To discuss clonal composition and the character of the mutations we used a concept of analyzing VAF for the mutations. As has already been proven in hematological malignancies, the allelic burden of somatic mutations may be successfully incorporated even into clinical practice for the diagnosis and prognosis of neoplasms.³³ According to the VAF, we could hypothesize on the role of the mutations, especially in those cases with more than one alteration: the mutation with the greatest VAF would likely be the driver mutation.^34,35 We found that two mutations had a particular role in a possible natural history of FTC in our patients. S451F (localized in the extracellular domain) and V592I (in juxtamembrane domain) may be considered to be two oncogenic and driver mutations. Patients harbored one or both of these mutations. Analyzing their VAF, we may assume that their origin may be subclonal. A new finding of the possible particular role of those two mutations may be even more significant, taking into account their role as targets in the action of TKI, such as midostaurin. Further investigation with functional analysis is required to determine the functional role of all FLT3 mutations detected in this cohort of patients.

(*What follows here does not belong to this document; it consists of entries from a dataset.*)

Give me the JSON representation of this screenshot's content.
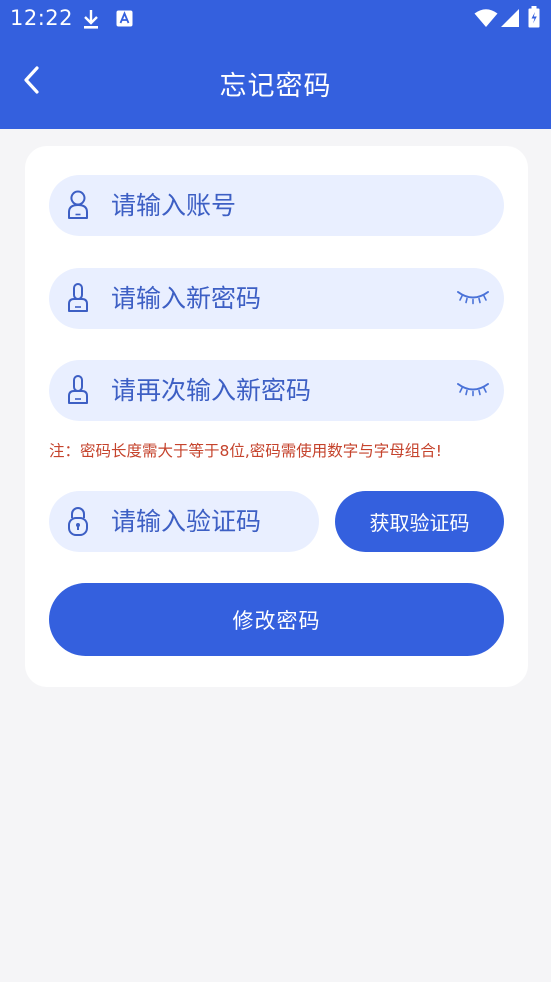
{
  "status_bar": {
    "time": "12:22",
    "icons": [
      "download-icon",
      "a-notification-icon",
      "wifi-icon",
      "signal-icon",
      "battery-icon"
    ]
  },
  "nav": {
    "title": "忘记密码",
    "back_icon": "chevron-left-icon"
  },
  "form": {
    "account": {
      "placeholder": "请输入账号",
      "icon": "person-icon"
    },
    "new_password": {
      "placeholder": "请输入新密码",
      "icon": "key-icon",
      "toggle_icon": "eye-closed-icon"
    },
    "confirm_password": {
      "placeholder": "请再次输入新密码",
      "icon": "key-icon",
      "toggle_icon": "eye-closed-icon"
    },
    "note": "注：密码长度需大于等于8位,密码需使用数字与字母组合!",
    "verify_code": {
      "placeholder": "请输入验证码",
      "icon": "lock-icon"
    },
    "get_code_label": "获取验证码",
    "submit_label": "修改密码"
  },
  "colors": {
    "brand": "#3460de",
    "field_bg": "#e9efff",
    "note": "#c5432c",
    "page_bg": "#f5f5f7"
  }
}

Although an association between FLT3 mutations and malignant disease, particularly in hematological malignancies, has been established, these findings are new for FTC. FLT3 is known to be involved in the regulation of proliferation, differentiation, and survival of hematopoietic and dendritic cells.³⁶ Its occurrence is linked mainly with AML patients, as about 30% harbor the FLT3 mutation, in which it is associated with reduced overall survival and increased risk of relapse compared with FLT3-negative AML patients.³⁷ FLT3 was reported to be the single most commonly mutated gene in AML by Yamamato and colleagues in 2001.³⁸

Among the mutations within an activation loop, the most commonly found ones in our group of FTC patients concerned asparagine residues (Asp835) mutations, similarly to AML,³⁹ MDS, and ALL patients. As is the case of FLT3-internal tandem duplication (ITD), they spontaneously activate tyrosine kinase activity and induce factor-independent proliferation of hematopoietic cell lines.³⁸ Although the role of FLT3 mutations in the transformation of myeloid cells is not yet known, it is highly probable that they provide a strong mitogenic and antiapoptotic signal.⁴⁰ Thus, these mutations may act synergistically with mutations blocking differentiation to induce AML and hypothetically, by analogy, FTC as well.

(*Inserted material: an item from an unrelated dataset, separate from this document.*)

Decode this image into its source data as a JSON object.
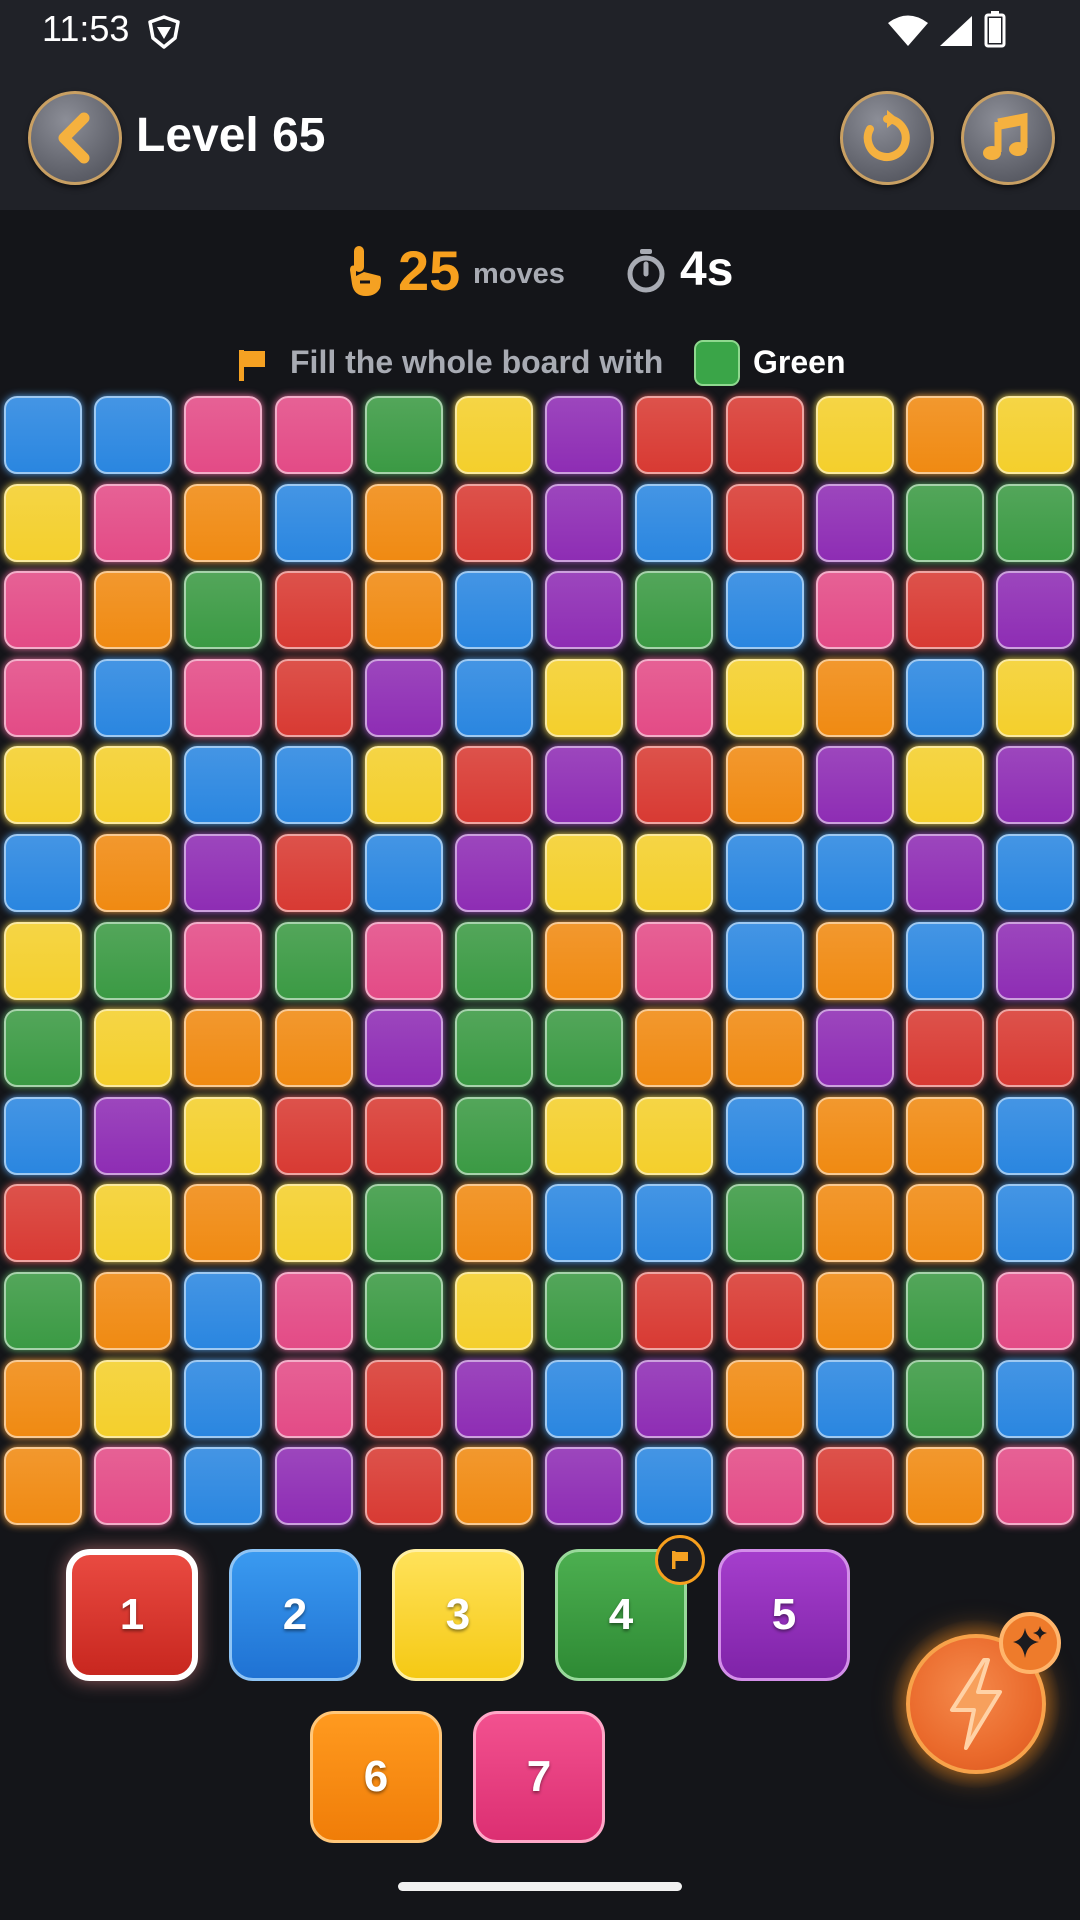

Not only kinase-activating mutations but also those located outside the juxtamembrane and kinase domains of FLT3, resulting in activated downstream signaling and conferred sensitivity to FLT3 inhibition, may reduce kinase activity and promote cancer induction.^39,41 Among those were one of the most common point mutations in FLT3-positive patients, R834Q, which is expected to destabilize the autoinhibited kinase conformation and G831E that may stabilize FLT3 in the autoinhibited conformation and result in reduced kinase activity. The effect on cell function has also been described for the S451F (localized in the extracellular domain), Y572C and V592G (in the juxtamembrane domain), and R834Q (in the activation loop) mutations of FLT3. These results suggest that there are not only differences in signal transduction between various FLT3 mutation classes, that is, ITDs and activation loop mutations,^42,43 but also between distinct alleles within a given mutation class, which may affect specific signaling pathways differently.³⁹

This study indicates that neoplasms of different primary sites may also share a common genetic background, as has been found in other studies of various forms of cancer⁴⁴ and introduces the potential for a novel, genetic-based rather than histology-based cancer classification as a basis for targeted treatment.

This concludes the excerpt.